The Australian wine producer has snapped up Diageo’s UK wine arm, Percy Fox, along with its US subsidiary, Chateau & Estate Wines.
It means Treasury will now supply Blossom Hill and its stablemates alongside leading brands Wolf Blass, Lindeman’s, Rosemount Estate, Penfolds and Beringer.
TWE can also draw on Chilean brands Antares and Santa Carolina, Sterling Vineyards, Sterling Vineyards and Beaulieu Vinyeards of California and French brand Piat d’Or.
The Chateau & Estate Wines purchase will allow TWE to consolidate its position in the US, where it is already a leading player with Beringer and Penfolds.
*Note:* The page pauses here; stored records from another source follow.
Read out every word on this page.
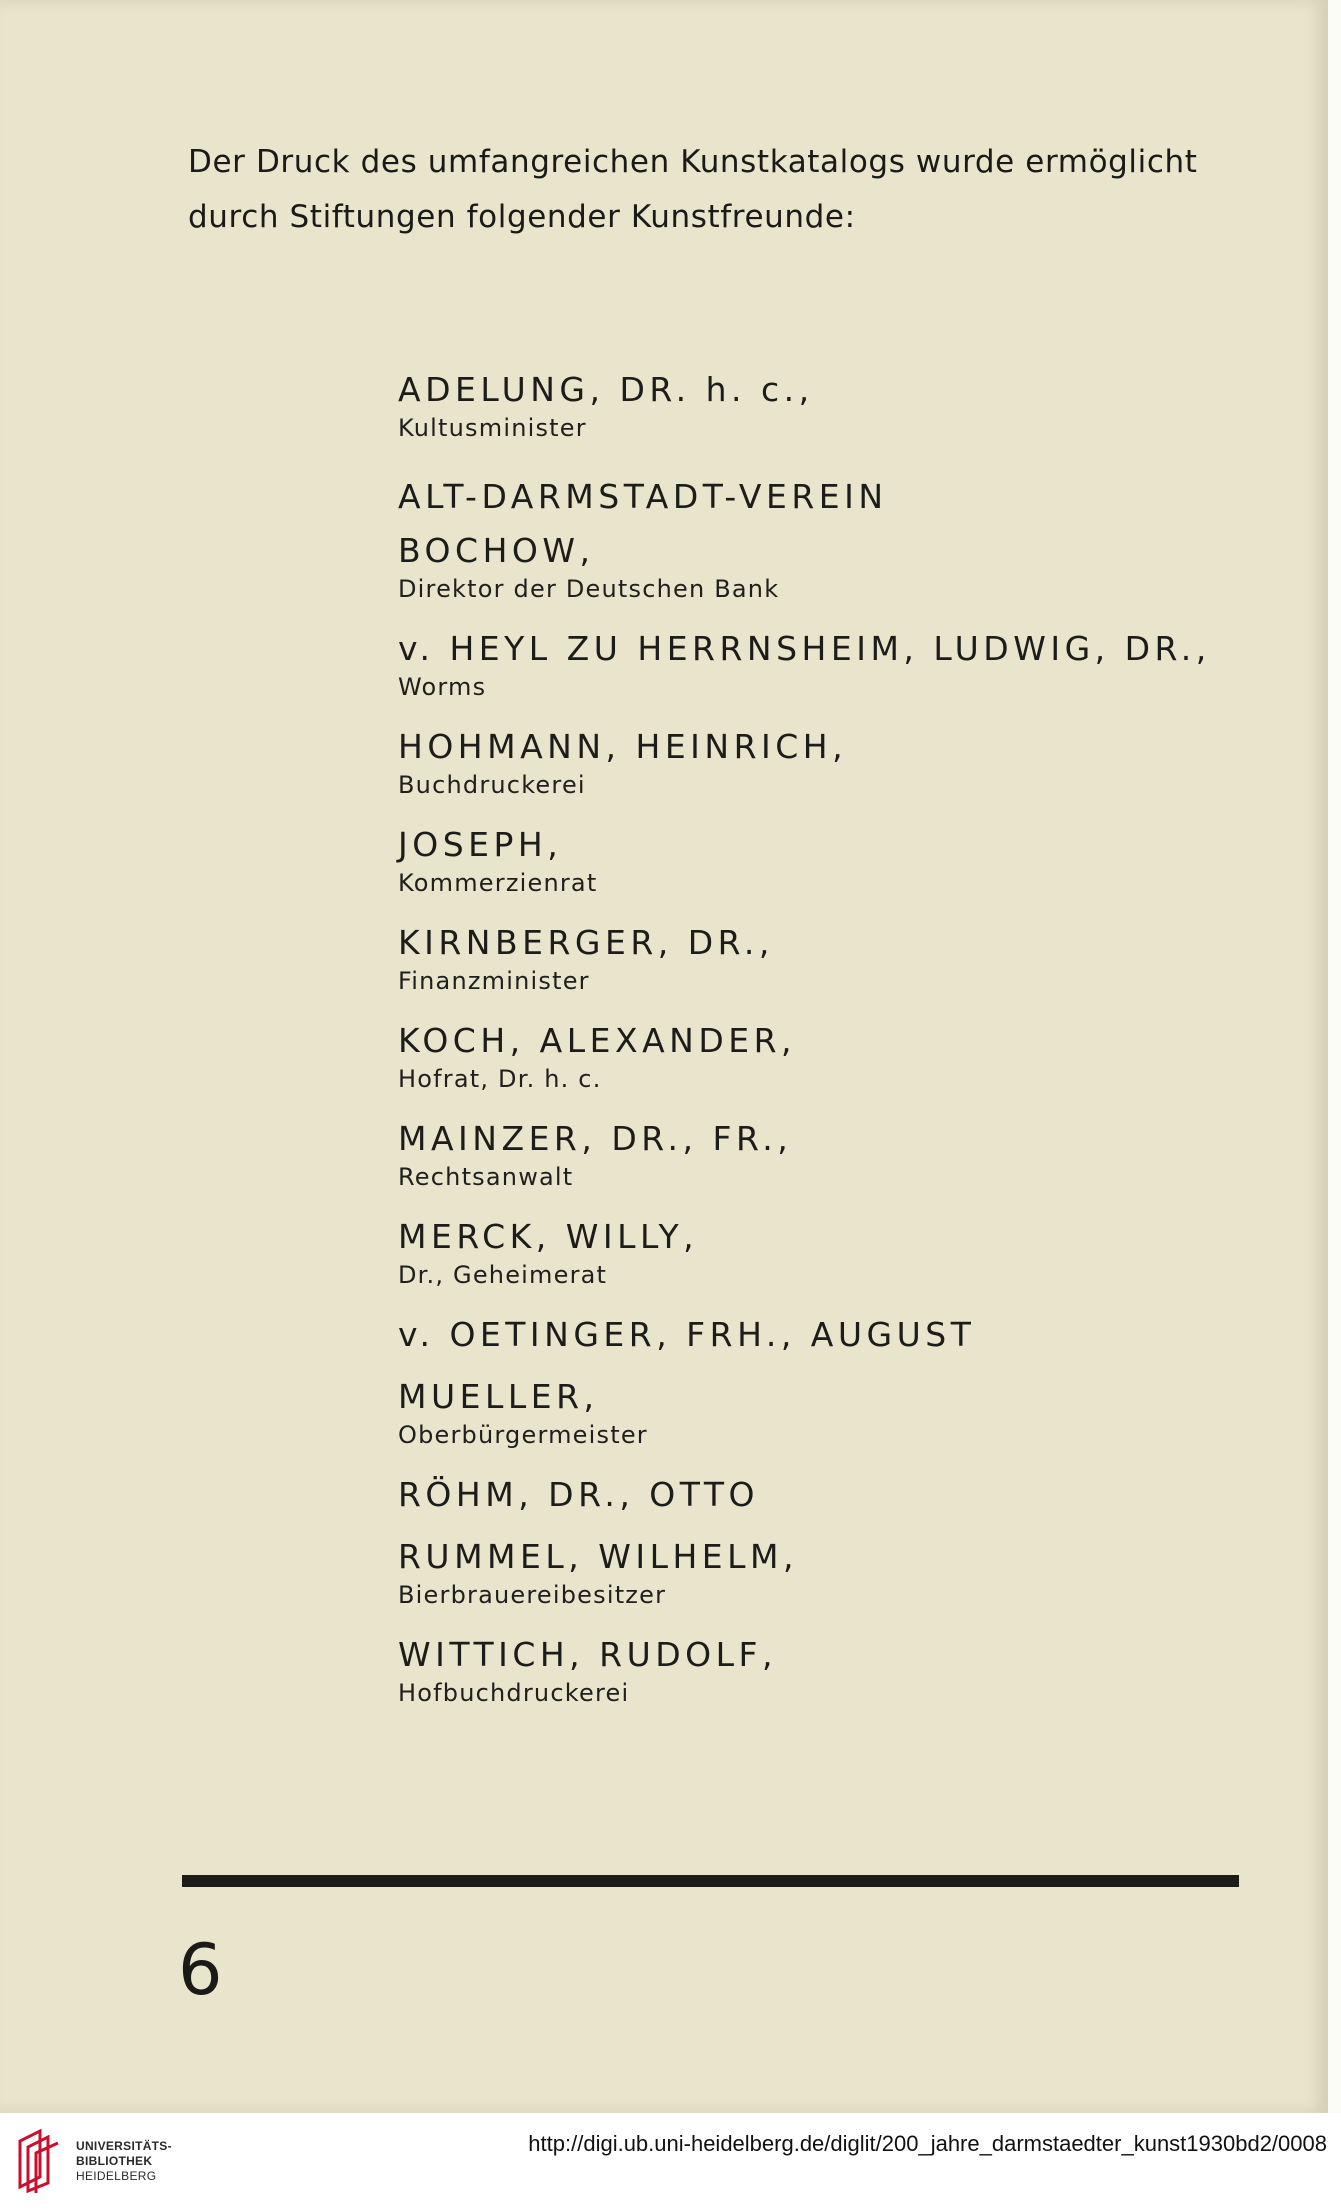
Der Druck des umfangreichen Kunstkatalogs wurde ermöglicht
durch Stiftungen folgender Kunstfreunde:

ADELUNG, DR. h. c.,
Kultusminister
ALT-DARMSTADT-VEREIN
BOCHOW,
Direktor der Deutschen Bank
v. HEYL ZU HERRNSHEIM, LUDWIG, DR.,
Worms
HOHMANN, HEINRICH,
Buchdruckerei
JOSEPH,
Kommerzienrat
KIRNBERGER, DR.,
Finanzminister
KOCH, ALEXANDER,
Hofrat, Dr. h. c.
MAINZER, DR., FR.,
Rechtsanwalt
MERCK, WILLY,
Dr., Geheimerat
v. OETINGER, FRH., AUGUST
MUELLER,
Oberbürgermeister
RÖHM, DR., OTTO
RUMMEL, WILHELM,
Bierbrauereibesitzer
WITTICH, RUDOLF,
Hofbuchdruckerei
6
UNIVERSITÄTS-
BIBLIOTHEK
HEIDELBERG
http://digi.ub.uni-heidelberg.de/diglit/200_jahre_darmstaedter_kunst1930bd2/0008
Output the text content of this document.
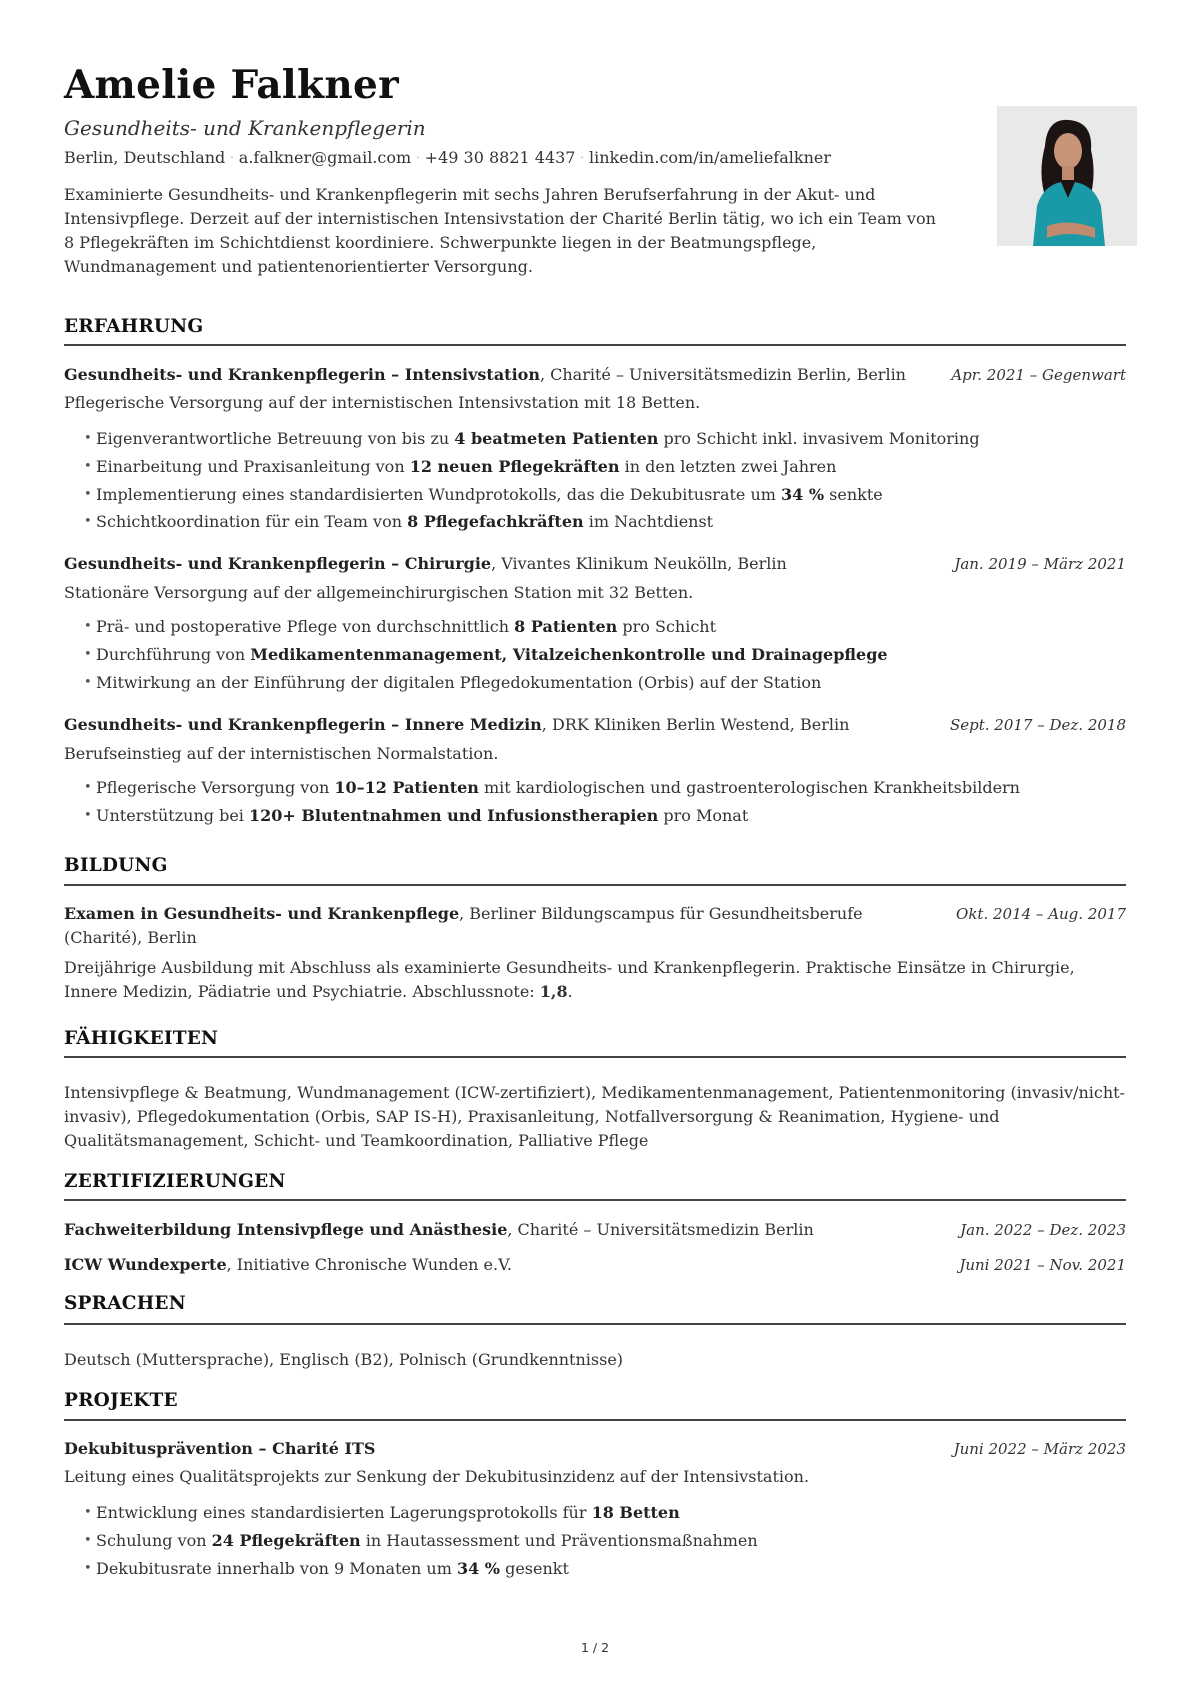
Amelie Falkner
Gesundheits- und Krankenpflegerin
Berlin, Deutschland · a.falkner@gmail.com · +49 30 8821 4437 · linkedin.com/in/ameliefalkner
Examinierte Gesundheits- und Krankenpflegerin mit sechs Jahren Berufserfahrung in der Akut- und Intensivpflege. Derzeit auf der internistischen Intensivstation der Charité Berlin tätig, wo ich ein Team von 8 Pflegekräften im Schichtdienst koordiniere. Schwerpunkte liegen in der Beatmungspflege, Wundmanagement und patientenorientierter Versorgung.
ERFAHRUNG
Gesundheits- und Krankenpflegerin – Intensivstation, Charité – Universitätsmedizin Berlin, Berlin	Apr. 2021 – Gegenwart
Pflegerische Versorgung auf der internistischen Intensivstation mit 18 Betten.
• Eigenverantwortliche Betreuung von bis zu 4 beatmeten Patienten pro Schicht inkl. invasivem Monitoring
• Einarbeitung und Praxisanleitung von 12 neuen Pflegekräften in den letzten zwei Jahren
• Implementierung eines standardisierten Wundprotokolls, das die Dekubitusrate um 34 % senkte
• Schichtkoordination für ein Team von 8 Pflegefachkräften im Nachtdienst
Gesundheits- und Krankenpflegerin – Chirurgie, Vivantes Klinikum Neukölln, Berlin	Jan. 2019 – März 2021
Stationäre Versorgung auf der allgemeinchirurgischen Station mit 32 Betten.
• Prä- und postoperative Pflege von durchschnittlich 8 Patienten pro Schicht
• Durchführung von Medikamentenmanagement, Vitalzeichenkontrolle und Drainagepflege
• Mitwirkung an der Einführung der digitalen Pflegedokumentation (Orbis) auf der Station
Gesundheits- und Krankenpflegerin – Innere Medizin, DRK Kliniken Berlin Westend, Berlin	Sept. 2017 – Dez. 2018
Berufseinstieg auf der internistischen Normalstation.
• Pflegerische Versorgung von 10–12 Patienten mit kardiologischen und gastroenterologischen Krankheitsbildern
• Unterstützung bei 120+ Blutentnahmen und Infusionstherapien pro Monat
BILDUNG
Examen in Gesundheits- und Krankenpflege, Berliner Bildungscampus für Gesundheitsberufe	Okt. 2014 – Aug. 2017
(Charité), Berlin
Dreijährige Ausbildung mit Abschluss als examinierte Gesundheits- und Krankenpflegerin. Praktische Einsätze in Chirurgie, Innere Medizin, Pädiatrie und Psychiatrie. Abschlussnote: 1,8.
FÄHIGKEITEN
Intensivpflege & Beatmung, Wundmanagement (ICW-zertifiziert), Medikamentenmanagement, Patientenmonitoring (invasiv/nicht-invasiv), Pflegedokumentation (Orbis, SAP IS-H), Praxisanleitung, Notfallversorgung & Reanimation, Hygiene- und Qualitätsmanagement, Schicht- und Teamkoordination, Palliative Pflege
ZERTIFIZIERUNGEN
Fachweiterbildung Intensivpflege und Anästhesie, Charité – Universitätsmedizin Berlin	Jan. 2022 – Dez. 2023
ICW Wundexperte, Initiative Chronische Wunden e.V.	Juni 2021 – Nov. 2021
SPRACHEN
Deutsch (Muttersprache), Englisch (B2), Polnisch (Grundkenntnisse)
PROJEKTE
Dekubitusprävention – Charité ITS	Juni 2022 – März 2023
Leitung eines Qualitätsprojekts zur Senkung der Dekubitusinzidenz auf der Intensivstation.
• Entwicklung eines standardisierten Lagerungsprotokolls für 18 Betten
• Schulung von 24 Pflegekräften in Hautassessment und Präventionsmaßnahmen
• Dekubitusrate innerhalb von 9 Monaten um 34 % gesenkt
1 / 2
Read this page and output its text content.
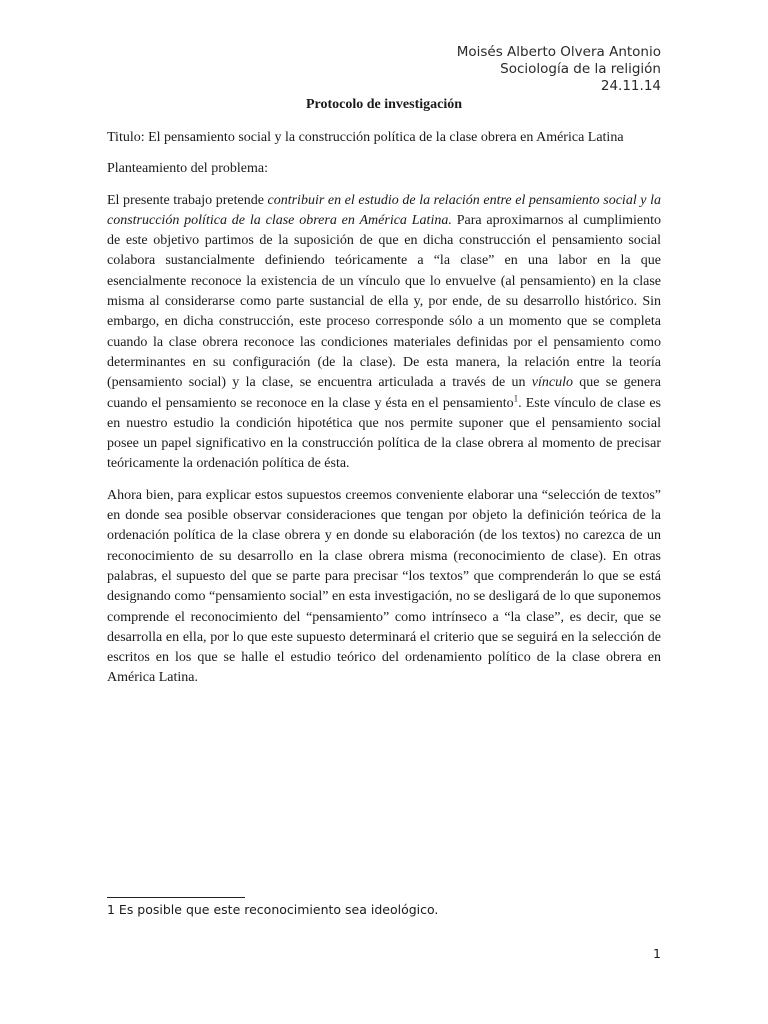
Moisés Alberto Olvera Antonio
Sociología de la religión
24.11.14
Protocolo de investigación

Titulo: El pensamiento social y la construcción política de la clase obrera en América Latina

Planteamiento del problema:

El presente trabajo pretende contribuir en el estudio de la relación entre el pensamiento social y la construcción política de la clase obrera en América Latina. Para aproximarnos al cumplimiento de este objetivo partimos de la suposición de que en dicha construcción el pensamiento social colabora sustancialmente definiendo teóricamente a “la clase” en una labor en la que esencialmente reconoce la existencia de un vínculo que lo envuelve (al pensamiento) en la clase misma al considerarse como parte sustancial de ella y, por ende, de su desarrollo histórico. Sin embargo, en dicha construcción, este proceso corresponde sólo a un momento que se completa cuando la clase obrera reconoce las condiciones materiales definidas por el pensamiento como determinantes en su configuración (de la clase). De esta manera, la relación entre la teoría (pensamiento social) y la clase, se encuentra articulada a través de un vínculo que se genera cuando el pensamiento se reconoce en la clase y ésta en el pensamiento$^1$. Este vínculo de clase es en nuestro estudio la condición hipotética que nos permite suponer que el pensamiento social posee un papel significativo en la construcción política de la clase obrera al momento de precisar teóricamente la ordenación política de ésta.

Ahora bien, para explicar estos supuestos creemos conveniente elaborar una “selección de textos” en donde sea posible observar consideraciones que tengan por objeto la definición teórica de la ordenación política de la clase obrera y en donde su elaboración (de los textos) no carezca de un reconocimiento de su desarrollo en la clase obrera misma (reconocimiento de clase). En otras palabras, el supuesto del que se parte para precisar “los textos” que comprenderán lo que se está designando como “pensamiento social” en esta investigación, no se desligará de lo que suponemos comprende el reconocimiento del “pensamiento” como intrínseco a “la clase”, es decir, que se desarrolla en ella, por lo que este supuesto determinará el criterio que se seguirá en la selección de escritos en los que se halle el estudio teórico del ordenamiento político de la clase obrera en América Latina.

1 Es posible que este reconocimiento sea ideológico.
1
It is especially keen to capture more of the “masstige” – mass prestige, for the uninitiated – market in the US.
“This acquisition will transform our US business into a larger player of scale in the high-growth US market,” said chief executive Michael Clarke.
"The additional supply will be a game-changer for our US brands, providing us with an immediate opportunity to step-change our growth in the US, Canada, Asia and Latin America."
But a UK portfolio featuring a top three brand in Blossom Hill – which rivals Accolade brands Hardys and Echo Falls for the top spot – on top of leading premium brands Wolf Blass and Lindeman’s plus fine wines from Penfolds and Beringer, will also make TWE a huge player in Britain now, and a genuine rival to Accolade for the position of leading supplier to the off-trade.
It means Diageo’s wine interests are limited to Justerini & Brooks Wine Merchants, the Argentinian wine business of Navarro Correas, the wine brands of Mey Icki and USL, the Chalone brand and assets and the Acacia winery and vineyard.
Ivan Menezes, chief executive of the British firm, the world’s leading spirits supplier, said: “Diageo’s strategy is to drive stronger, sustained performance through focus on our core portfolio and today’s announcement is another element of that strategy in action. Wine is no longer core to Diageo and this sale gives us greater focus.
“With the completion of this transaction Diageo will have released £1 billion from the sale of non-core assets since the start of the financial year. This proactive portfolio approach has focused the business, enhanced our financial strength, improved our returns and strengthened the business, positioning us even more firmly to deliver our performance ambition.”
The net proceeds of approximately £320 million, after tax and transaction costs will be used to repay borrowings. The transaction, which is subject to regulatory approval, is expected to complete around the end of the calendar year.
Last year, Diageo announced it was selling stakes in two beer brewers to Heineken for £530 million.